В жизни халявы нет, – это он изведал давно. Хочешь быть богатым, – потрудись, а собираешься заработать авторитет – умей наказывать. Прилюдно и без оглядки на закон. Этому он успел научиться. За то и отбарабанил добрую треть жизни за колючей проволокой. В серных и нездоровых лагерях за Сургутом приобрел букет всевозможных болячек, начиная с классического туберкулеза и заканчивая полной потерей зубов. Таким образом – кашель, протезы и ноющие суставы представляли собой обязательное приложение к званию вора. Потому и приходилось время от времени заглядывать в городские клиники, позволять эскулапам просвечивать себя насквозь, слушать и вертеть, как какого-нибудь бесправного студентика. Шмель ненавидел больницы, однако понимал: без очередной порции капельниц и уколов его скрутит в несколько лет. И потому на недельку другую позволял арестовывать себя на собственной даче, разрешая тыкать иглами в вены и ягодицы, литрами усваивая сдобренные лекарствами физиологические растворы. В свои сорок девять он уже отлично знал, что такое утро и вечер дряхлого пенсионера. Временами после особенно утомительных дней он начинал чувствовать себя полной развалиной, и лишь по женской части здоровье его пока не подводило.
– Ну что, задержишься? – Он улыбнулся, демонстрируя дорогую зубную керамику.

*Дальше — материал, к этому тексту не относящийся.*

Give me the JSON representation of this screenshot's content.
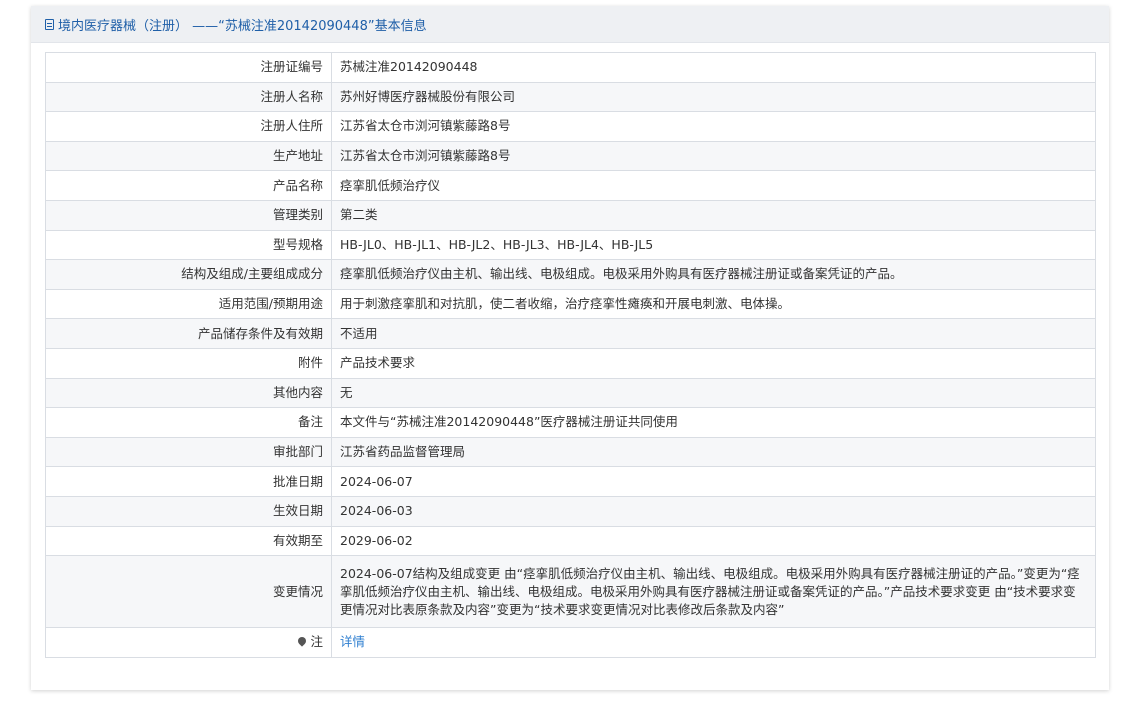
{
  "header": {
    "title": "境内医疗器械（注册） ——“苏械注准20142090448”基本信息"
  },
  "rows": [
    {
      "label": "注册证编号",
      "value": "苏械注准20142090448"
    },
    {
      "label": "注册人名称",
      "value": "苏州好博医疗器械股份有限公司"
    },
    {
      "label": "注册人住所",
      "value": "江苏省太仓市浏河镇紫藤路8号"
    },
    {
      "label": "生产地址",
      "value": "江苏省太仓市浏河镇紫藤路8号"
    },
    {
      "label": "产品名称",
      "value": "痉挛肌低频治疗仪"
    },
    {
      "label": "管理类别",
      "value": "第二类"
    },
    {
      "label": "型号规格",
      "value": "HB-JL0、HB-JL1、HB-JL2、HB-JL3、HB-JL4、HB-JL5"
    },
    {
      "label": "结构及组成/主要组成成分",
      "value": "痉挛肌低频治疗仪由主机、输出线、电极组成。电极采用外购具有医疗器械注册证或备案凭证的产品。"
    },
    {
      "label": "适用范围/预期用途",
      "value": "用于刺激痉挛肌和对抗肌，使二者收缩，治疗痉挛性瘫痪和开展电刺激、电体操。"
    },
    {
      "label": "产品储存条件及有效期",
      "value": "不适用"
    },
    {
      "label": "附件",
      "value": "产品技术要求"
    },
    {
      "label": "其他内容",
      "value": "无"
    },
    {
      "label": "备注",
      "value": "本文件与“苏械注准20142090448”医疗器械注册证共同使用"
    },
    {
      "label": "审批部门",
      "value": "江苏省药品监督管理局"
    },
    {
      "label": "批准日期",
      "value": "2024-06-07"
    },
    {
      "label": "生效日期",
      "value": "2024-06-03"
    },
    {
      "label": "有效期至",
      "value": "2029-06-02"
    },
    {
      "label": "变更情况",
      "value": "2024-06-07结构及组成变更 由“痉挛肌低频治疗仪由主机、输出线、电极组成。电极采用外购具有医疗器械注册证的产品。”变更为“痉挛肌低频治疗仪由主机、输出线、电极组成。电极采用外购具有医疗器械注册证或备案凭证的产品。”产品技术要求变更 由“技术要求变更情况对比表原条款及内容”变更为“技术要求变更情况对比表修改后条款及内容”"
    }
  ],
  "note": {
    "label": "注",
    "link_text": "详情",
    "icon": "pin-icon"
  }
}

– Ага, – чуть приоткрыв глаза, Томочка улыбнулась в ответ. У медсестры в отличие от него с зубами наблюдался полный порядок. Правда губки были излишне пухловаты, и помаду девочка любила без меры, зато не просила никаких денег. То есть Шмель мог бы дать, скупостью он никогда не страдал, но как пели незабвенные «Биттлз», любовь – товар неконвертируемый и за денежки не покупается. А потому, прибегая временами к услугам путан, Шмель все-таки больше уважал встречи на добровольной основе, роли «покупателя в супермаркете» предпочитая «мужчину-завоевателя». Да и женщины при таком раскладе воспринимались действительно как женщины, а не как одноразовые игрушки. Томочка была именно из таких, – вечно голодная и вечно готовая к соитию. Возможность лишний раз ощутить в себе мощь и движение мужского естества сводила ее с ума, и она даже не думала скрывать это. Оттого и носила на работе несоразмерно короткий халатик, потому и обходилась без колготок. За вызывающий вид ей, разумеется, влетало от начальства, однако до серьезных репрессий дело не доходило. Главврач, по счастью, был мужчиной и к подобным вещам относился снисходительнее своих помощниц. Шмель не без оснований подозревал, что и в больнице Томочка работала исключительно по причине неиссякающего успеха у многочисленных пациентов. Девальвировал рубль, летели вниз акции «Майкрософта», но женские прелести сохраняли свою непреходящую ценность. Кстати сказать, предложи ей Шмель денег, вполне возможно, она бы его просто не поняла.
Рывком поднявшись с кровати, вор небрежно обмотнул бинтом кровоточащую руку, в нетерпении стал расстегивать пуговицы на ее халатике. Эффект был такой же, как если бы он распахнул окно. Шторки разъехались, нагое солнце ударило по глазам. В своих подозрениях Шмель не ошибся. Даже приезжая к нему на дачу, девочка экономила время. Под халатиком у нее ничего не оказалось.
– Бросала бы ты свою больницу, а! Будешь жить здесь, как царица! – Шумно дыша, Шмель стиснул медсестричку покрепче, ладонями жадно зашарил по гладкому телу.
– Может, и перееду… – Медсестра обморочно закрыла глаза, потянулась к нему губами. Сейчас она готова была соглашаться с чем угодно.
– Ах, ты мой цыпленочек! – Не снимая с нее халата, Шмель развернул девушку к себе спиной, заставил наклониться. Она не перечила, подчиняясь любому его желанию. Тело едва прикрытое завораживало Шмеля куда больше откровенной наготы. Пальцы его скользили по ткани, тактильно изучали каждую складочку и каждый выступ. Ребрышки, лопатки, холмики грудок… – он чувствовал себя ваятелем, работающим с податливой глиной.